Consistently recognized as one of the top 100 golf courses in the world, the Championship Course at Southern Hills Country Club was originally designed by Perry Maxwell and opened for play in 1936. It was restored to reflect Maxwell’s original vision by Gil Hanse in 2019. Southern Hills has hosted eight professional majors, including last year’s 2021 KitchenAid Senior PGA Championship. The 2022 PGA Championship will mark the fifth time the PGA Championship has been contested at Southern Hills (1970, 1982, 1994, 2007).
The opening shot is from an elevated tee to a slight dogleg-left. The ideal position is middle or a little left, avoiding two bunkers and rough along the left side. The green slopes from front-right to back-left and is guarded by a large bunker front-right.
Perhaps the most demanding driving hole on the course requires carrying bunkers and a winding creek that turns and parallels the right to left sloped fairway. Players usually face a long approach to reach the well-bunkered green.
This picturesque short par-4 features a rolling fairway and a heavily bunkered, elevated green. Approach shots are made more difficult by the absence of level lies, while the severe back-to-front slope of the green puts a premium on leaving the ball below the hole.
The longest hole on the course doglegs slightly to the left. Bunkers on both sides of the fairway narrow the landing area, with plenty of trees and heavy rough awaiting the errant shot. Expect to see many players lay up to avoid both sand and water and leave a wedge third shot into the well-bunkered and undulating green.
The first par-3 plays downhill, and shifting winds can complicate club selection. A creek starts short of the green and runs to the left, while bunkers sit both front-left and front-right. Still, the ideal tee shot is to the front of the green as going long flirts with a fence marking the edge of the property.
A blind tee shot to the crest of a hill reveals a narrow, false-front green situated between bunkers left and a creek right. Players have the option of playing to the top of the hill and facing a longer approach or trying to drive down the hill, bringing the creek on the right side of the fairway into play but being rewarded with a shorter approach.
Playing into the predominant, but often hidden, southern breeze makes this long, uphill par-3 even more demanding. It is better to be short than over this difficult green complex, which slopes hard left toward a creek.
Two fairway bunkers guarding the inside corner of this dogleg-right put extra pressure on the tee shot. Plus, the prevailing wind and an elevated green make this hole play longer than its yardage. And the green slopes significantly back to front.
With a creek winding down the left side of the hole then crossing the fairway, plus a thick stand of trees right, the tee shot must be carefully placed. The approach is uphill to a very difficult green surrounded by bunkers.

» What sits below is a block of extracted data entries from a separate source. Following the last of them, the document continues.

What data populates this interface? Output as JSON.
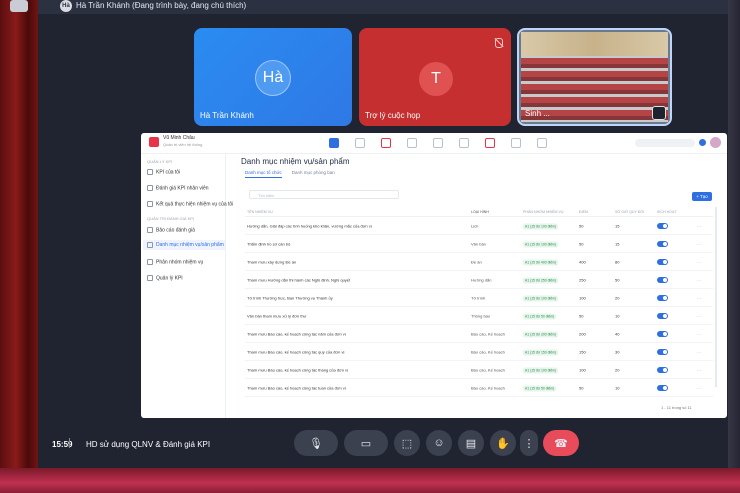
{
  "meet": {
    "presenter_initial": "Hà",
    "presenter_banner": "Hà Trần Khánh (Đang trình bày, đang chú thích)",
    "tiles": [
      {
        "initial": "Hà",
        "name": "Hà Trần Khánh",
        "color": "#2a8cf0"
      },
      {
        "initial": "T",
        "name": "Trợ lý cuộc họp",
        "color": "#c62f2f"
      },
      {
        "name": "Sinh ... ",
        "color": "#6b7a88"
      }
    ],
    "clock": "15:59",
    "meeting_title": "HD sử dụng QLNV & Đánh giá KPI",
    "controls": [
      "mic-level",
      "mic",
      "chevron-up",
      "camera",
      "present",
      "emoji",
      "captions",
      "raise-hand",
      "more",
      "end-call"
    ]
  },
  "app": {
    "user": "Vũ Minh Châu",
    "user_sub": "Quản trị viên hệ thống",
    "sidebar": {
      "section_1": "QUẢN LÝ KPI",
      "items_1": [
        "KPI của tôi",
        "Đánh giá KPI nhân viên",
        "Kết quả thực hiện nhiệm vụ của tôi"
      ],
      "section_2": "QUẢN TRỊ ĐÁNH GIÁ KPI",
      "items_2": [
        "Bảo cáo đánh giá",
        "Danh mục nhiệm vụ/sản phẩm",
        "Phân nhóm nhiệm vụ",
        "Quản lý KPI"
      ]
    },
    "page_title": "Danh mục nhiệm vụ/sản phẩm",
    "tabs": [
      "Danh mục tổ chức",
      "Danh mục phòng ban"
    ],
    "search_placeholder": "Tìm kiếm",
    "add_button": "+ Tạo",
    "columns": [
      "TÊN NHIỆM VỤ",
      "LOẠI HÌNH",
      "PHÂN NHÓM NHIỆM VỤ",
      "ĐIỂM",
      "SỐ GIỜ QUY ĐỔI",
      "KÍCH HOẠT",
      ""
    ],
    "rows": [
      {
        "name": "Hướng dẫn, Giải đáp các tình huống khó khăn, vướng mắc của đơn vị",
        "type": "Lịch",
        "kpi": "A1 (15 đơ 100 điểm)",
        "score": "50",
        "hours": "15"
      },
      {
        "name": "Thẩm định hồ sơ cán bộ",
        "type": "Văn bản",
        "kpi": "A1 (15 đơ 100 điểm)",
        "score": "50",
        "hours": "15"
      },
      {
        "name": "Tham mưu xây dựng Đề án",
        "type": "Đề án",
        "kpi": "A1 (15 đơ 400 điểm)",
        "score": "400",
        "hours": "80"
      },
      {
        "name": "Tham mưu Hướng dẫn thi hành các Nghị định, Nghị quyết",
        "type": "Hướng dẫn",
        "kpi": "A1 (15 đơ 250 điểm)",
        "score": "250",
        "hours": "50"
      },
      {
        "name": "Tờ trình Thường trực, Ban Thường vụ Thành ủy",
        "type": "Tờ trình",
        "kpi": "A1 (15 đơ 100 điểm)",
        "score": "100",
        "hours": "20"
      },
      {
        "name": "Văn bản tham mưu xử lý đơn thư",
        "type": "Thông báo",
        "kpi": "A1 (15 đơ 50 điểm)",
        "score": "50",
        "hours": "10"
      },
      {
        "name": "Tham mưu Báo cáo, kế hoạch công tác năm của đơn vị",
        "type": "Báo cáo, Kế hoạch",
        "kpi": "A1 (15 đơ 200 điểm)",
        "score": "200",
        "hours": "40"
      },
      {
        "name": "Tham mưu Báo cáo, kế hoạch công tác quý của đơn vị",
        "type": "Báo cáo, Kế hoạch",
        "kpi": "A1 (15 đơ 150 điểm)",
        "score": "150",
        "hours": "30"
      },
      {
        "name": "Tham mưu Báo cáo, kế hoạch công tác tháng của đơn vị",
        "type": "Báo cáo, Kế hoạch",
        "kpi": "A1 (15 đơ 100 điểm)",
        "score": "100",
        "hours": "20"
      },
      {
        "name": "Tham mưu Báo cáo, kế hoạch công tác tuần của đơn vị",
        "type": "Báo cáo, Kế hoạch",
        "kpi": "A1 (15 đơ 50 điểm)",
        "score": "50",
        "hours": "10"
      }
    ],
    "pager": "1 - 11 trong số 11"
  }
}
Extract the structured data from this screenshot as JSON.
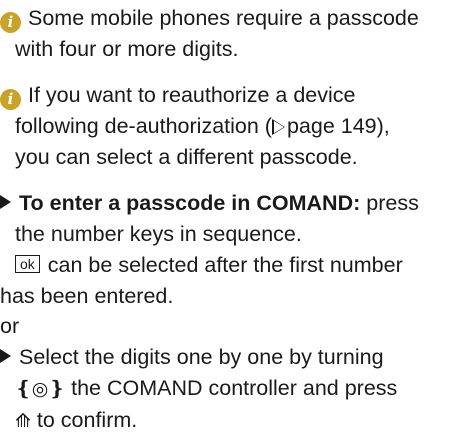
{
  "note1": {
    "icon": "info-icon",
    "line1": "Some mobile phones require a passcode",
    "line2": "with four or more digits."
  },
  "note2": {
    "icon": "info-icon",
    "line1": "If you want to reauthorize a device",
    "line2_before": "following de-authorization (",
    "page_ref": "page 149",
    "line2_after": "),",
    "line3": "you can select a different passcode."
  },
  "step1": {
    "bold_text": "To enter a passcode in COMAND:",
    "line1_rest": " press",
    "line2": "the number keys in sequence.",
    "ok_key": "ok",
    "line3_rest": "can be selected after the first number",
    "line4": "has been entered."
  },
  "or_label": "or",
  "step2": {
    "line1": "Select the digits one by one by turning",
    "controller_left": "❴",
    "controller_mid": "◎",
    "controller_right": "❵",
    "line2_rest": " the COMAND controller and press",
    "press_icon": "⟰",
    "line3_rest": " to confirm."
  }
}
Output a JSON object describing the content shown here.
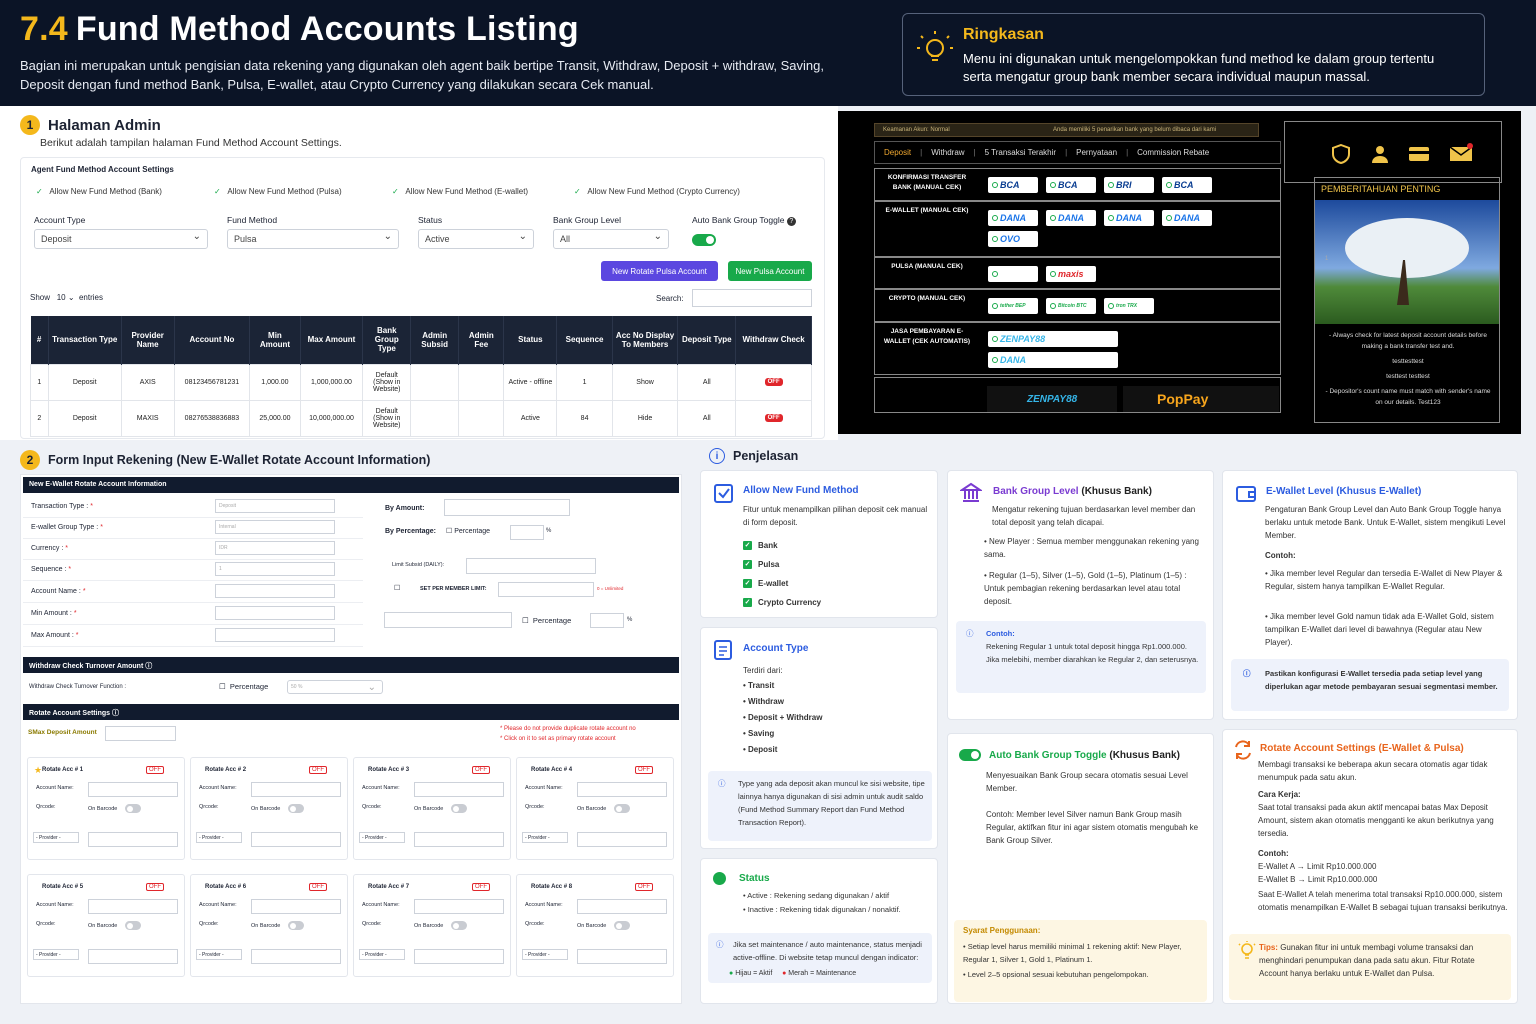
{
  "header": {
    "num": "7.4",
    "title": "Fund Method Accounts Listing",
    "desc": "Bagian ini merupakan untuk pengisian data rekening yang digunakan oleh agent baik bertipe Transit, Withdraw, Deposit + withdraw, Saving, Deposit dengan fund method Bank, Pulsa, E-wallet, atau Crypto Currency yang dilakukan secara Cek manual.",
    "summary_title": "Ringkasan",
    "summary_text": "Menu ini digunakan untuk mengelompokkan fund method ke dalam group tertentu serta mengatur group bank member secara individual maupun massal."
  },
  "s1": {
    "num": "1",
    "title": "Halaman Admin",
    "sub": "Berikut adalah tampilan halaman Fund Method Account Settings.",
    "panel_title": "Agent Fund Method Account Settings",
    "allow": [
      "Allow New Fund Method (Bank)",
      "Allow New Fund Method (Pulsa)",
      "Allow New Fund Method (E-wallet)",
      "Allow New Fund Method (Crypto Currency)"
    ],
    "f_account_type": "Account Type",
    "v_account_type": "Deposit",
    "f_fund": "Fund Method",
    "v_fund": "Pulsa",
    "f_status": "Status",
    "v_status": "Active",
    "f_bgl": "Bank Group Level",
    "v_bgl": "All",
    "f_auto": "Auto Bank Group Toggle",
    "btn_rotate": "New Rotate Pulsa Account",
    "btn_pulsa": "New Pulsa Account",
    "show": "Show",
    "show_n": "10",
    "entries": "entries",
    "search": "Search:",
    "cols": [
      "#",
      "Transaction Type",
      "Provider Name",
      "Account No",
      "Min Amount",
      "Max Amount",
      "Bank Group Type",
      "Admin Subsid",
      "Admin Fee",
      "Status",
      "Sequence",
      "Acc No Display To Members",
      "Deposit Type",
      "Withdraw Check"
    ],
    "rows": [
      [
        "1",
        "Deposit",
        "AXIS",
        "08123456781231",
        "1,000.00",
        "1,000,000.00",
        "Default (Show in Website)",
        "",
        "",
        "Active - offline",
        "1",
        "Show",
        "All",
        "OFF"
      ],
      [
        "2",
        "Deposit",
        "MAXIS",
        "08276538836883",
        "25,000.00",
        "10,000,000.00",
        "Default (Show in Website)",
        "",
        "",
        "Active",
        "84",
        "Hide",
        "All",
        "OFF"
      ]
    ]
  },
  "member": {
    "topbar_left": "Keamanan Akun: Normal",
    "topbar_right": "Anda memiliki 5 penarikan bank yang belum dibaca dari kami",
    "tabs": [
      "Deposit",
      "Withdraw",
      "5 Transaksi Terakhir",
      "Pernyataan",
      "Commission Rebate"
    ],
    "groups": [
      {
        "label": "KONFIRMASI TRANSFER BANK (MANUAL CEK)",
        "items": [
          "BCA",
          "BCA",
          "BRI",
          "BCA"
        ]
      },
      {
        "label": "E-WALLET (MANUAL CEK)",
        "items": [
          "DANA",
          "DANA",
          "DANA",
          "DANA",
          "OVO"
        ]
      },
      {
        "label": "PULSA (MANUAL CEK)",
        "items": [
          "",
          "maxis"
        ]
      },
      {
        "label": "CRYPTO (MANUAL CEK)",
        "items": [
          "tether BEP",
          "Bitcoin BTC",
          "tron TRX"
        ]
      },
      {
        "label": "JASA PEMBAYARAN E-WALLET (CEK AUTOMATIS)",
        "items": [
          "ZENPAY88",
          "DANA"
        ]
      }
    ],
    "bottom": [
      "ZENPAY88",
      "PopPay"
    ],
    "notice_title": "PEMBERITAHUAN PENTING",
    "notice_num": "1",
    "notice_lines": [
      "- Always check for latest deposit account details before making a bank transfer test and.",
      "testtesttest",
      "testtest testtest",
      "- Depositor's count name must match with sender's name on our details. Test123"
    ]
  },
  "s2": {
    "num": "2",
    "title": "Form Input Rekening (New E-Wallet Rotate Account Information)",
    "form_title": "New E-Wallet Rotate Account Information",
    "fields": [
      "Transaction Type :",
      "E-wallet Group Type :",
      "Currency :",
      "Sequence :",
      "Account Name :",
      "Min Amount :",
      "Max Amount :"
    ],
    "ph": [
      "Deposit",
      "Internal",
      "IDR",
      "1"
    ],
    "by_amount": "By Amount:",
    "by_pct": "By Percentage:",
    "pct": "Percentage",
    "limit": "Limit Subsid (DAILY):",
    "set_limit": "SET PER MEMBER LIMIT:",
    "unlimited": "0 = Unlimited",
    "pct2": "Percentage",
    "wct_title": "Withdraw Check Turnover Amount",
    "wct_func": "Withdraw Check Turnover Function :",
    "wct_pct": "Percentage",
    "wct_v": "50 %",
    "ras_title": "Rotate Account Settings",
    "smax": "SMax Deposit Amount",
    "warn1": "* Please do not provide duplicate rotate account no",
    "warn2": "* Click on it to set as primary rotate account",
    "accs": [
      "Rotate Acc # 1",
      "Rotate Acc # 2",
      "Rotate Acc # 3",
      "Rotate Acc # 4",
      "Rotate Acc # 5",
      "Rotate Acc # 6",
      "Rotate Acc # 7",
      "Rotate Acc # 8"
    ],
    "acc_name": "Account Name:",
    "qrcode": "Qrcode:",
    "barcode": "On Barcode",
    "provider": "- Provider -",
    "off": "OFF"
  },
  "pj": {
    "title": "Penjelasan",
    "c1_title": "Allow New Fund Method",
    "c1_text": "Fitur untuk menampilkan pilihan deposit cek manual di form deposit.",
    "c1_items": [
      "Bank",
      "Pulsa",
      "E-wallet",
      "Crypto Currency"
    ],
    "c2_title": "Account Type",
    "c2_text": "Terdiri dari:",
    "c2_items": [
      "Transit",
      "Withdraw",
      "Deposit + Withdraw",
      "Saving",
      "Deposit"
    ],
    "c2_note": "Type yang ada deposit akan muncul ke sisi website, tipe lainnya hanya digunakan di sisi admin untuk audit saldo (Fund Method Summary Report dan Fund Method Transaction Report).",
    "c3_title": "Status",
    "c3_items": [
      "Active   :  Rekening sedang digunakan / aktif",
      "Inactive  :  Rekening tidak digunakan / nonaktif."
    ],
    "c3_note": "Jika set maintenance / auto maintenance, status menjadi active-offline. Di website tetap muncul dengan indicator:",
    "c3_green": "Hijau = Aktif",
    "c3_red": "Merah = Maintenance",
    "c4_title": "Bank Group Level",
    "c4_sub": "(Khusus Bank)",
    "c4_text": "Mengatur rekening tujuan berdasarkan level member dan total deposit yang telah dicapai.",
    "c4_b1": "New Player  :  Semua member menggunakan rekening yang sama.",
    "c4_b2": "Regular (1–5), Silver (1–5), Gold (1–5), Platinum (1–5)  :  Untuk pembagian rekening berdasarkan level atau total deposit.",
    "c4_contoh": "Contoh:",
    "c4_ex": "Rekening Regular 1 untuk total deposit hingga Rp1.000.000. Jika melebihi, member diarahkan ke Regular 2, dan seterusnya.",
    "c5_title": "Auto Bank Group Toggle",
    "c5_sub": "(Khusus Bank)",
    "c5_text": "Menyesuaikan Bank Group secara otomatis sesuai Level Member.",
    "c5_ex": "Contoh: Member level Silver namun Bank Group masih Regular, aktifkan fitur ini agar sistem otomatis mengubah ke Bank Group Silver.",
    "c5_syarat": "Syarat Penggunaan:",
    "c5_s1": "Setiap level harus memiliki minimal 1 rekening aktif: New Player, Regular 1, Silver 1, Gold 1, Platinum 1.",
    "c5_s2": "Level 2–5 opsional sesuai kebutuhan pengelompokan.",
    "c6_title": "E-Wallet Level (Khusus E-Wallet)",
    "c6_text": "Pengaturan Bank Group Level dan Auto Bank Group Toggle hanya berlaku untuk metode Bank. Untuk E-Wallet, sistem mengikuti Level Member.",
    "c6_contoh": "Contoh:",
    "c6_b1": "Jika member level Regular dan tersedia E-Wallet di New Player & Regular, sistem hanya tampilkan E-Wallet Regular.",
    "c6_b2": "Jika member level Gold namun tidak ada E-Wallet Gold, sistem tampilkan E-Wallet dari level di bawahnya (Regular atau New Player).",
    "c6_note": "Pastikan konfigurasi E-Wallet tersedia pada setiap level yang diperlukan agar metode pembayaran sesuai segmentasi member.",
    "c7_title": "Rotate Account Settings (E-Wallet & Pulsa)",
    "c7_text": "Membagi transaksi ke beberapa akun secara otomatis agar tidak menumpuk pada satu akun.",
    "c7_cara": "Cara Kerja:",
    "c7_cara_t": "Saat total transaksi pada akun aktif mencapai batas Max Deposit Amount, sistem akan otomatis mengganti ke akun berikutnya yang tersedia.",
    "c7_contoh": "Contoh:",
    "c7_a": "E-Wallet A → Limit Rp10.000.000",
    "c7_b": "E-Wallet B → Limit Rp10.000.000",
    "c7_ex": "Saat E-Wallet A telah menerima total transaksi Rp10.000.000, sistem otomatis menampilkan E-Wallet B sebagai tujuan transaksi berikutnya.",
    "c7_tips": "Tips:",
    "c7_tips_t": "Gunakan fitur ini untuk membagi volume transaksi dan menghindari penumpukan dana pada satu akun. Fitur Rotate Account hanya berlaku untuk E-Wallet dan Pulsa."
  }
}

The shortest hole on the course requires pin-point accuracy because its small green is surrounded by four bunkers and a creek to the left. Furthermore, the tee is elevated and the winds in this corner of the property tend to swirl.
Both Ben Hogan and Arnold Palmer called this slight dogleg-left one of America's greatest par fours. Drives are to a blind landing area on the right-to-left sloping fairway. The green slopes left to right and is protected by bunkers short, left, and long, plus a creek short and right.
What is likely the last good birdie opportunity is a slight dogleg-left. Reaching the green in two requires a blind shot to a small green well protected by sand and water. Laying up short of the two ponds still provides a good chance for birdie.
Another dogleg-left, with a bunker guarding the inside corner that narrows the landing area. Bunkers and collection areas circle a green that severely slopes back-right to front-left. Playing from below the hole is a must.
A great short par-4 hole, defined by a creek to the right and a thick stand of trees to the left. Adding to the challenge is the absence of a level lie in the fairway when hitting a finesse shot into a small, undulating green. Playing down the left side provides the best angle into the green. When the tee is moved forward, as it likely will, this hole provides an exciting opportunity to attack and make a birdie, eagle or worse.
This dogleg-right requires finding the plateau on the left side of the fairway. The green is elevated, well bunkered, and slopes hard from back to front. The most difficult par 4 on the course will prove a challenging finish.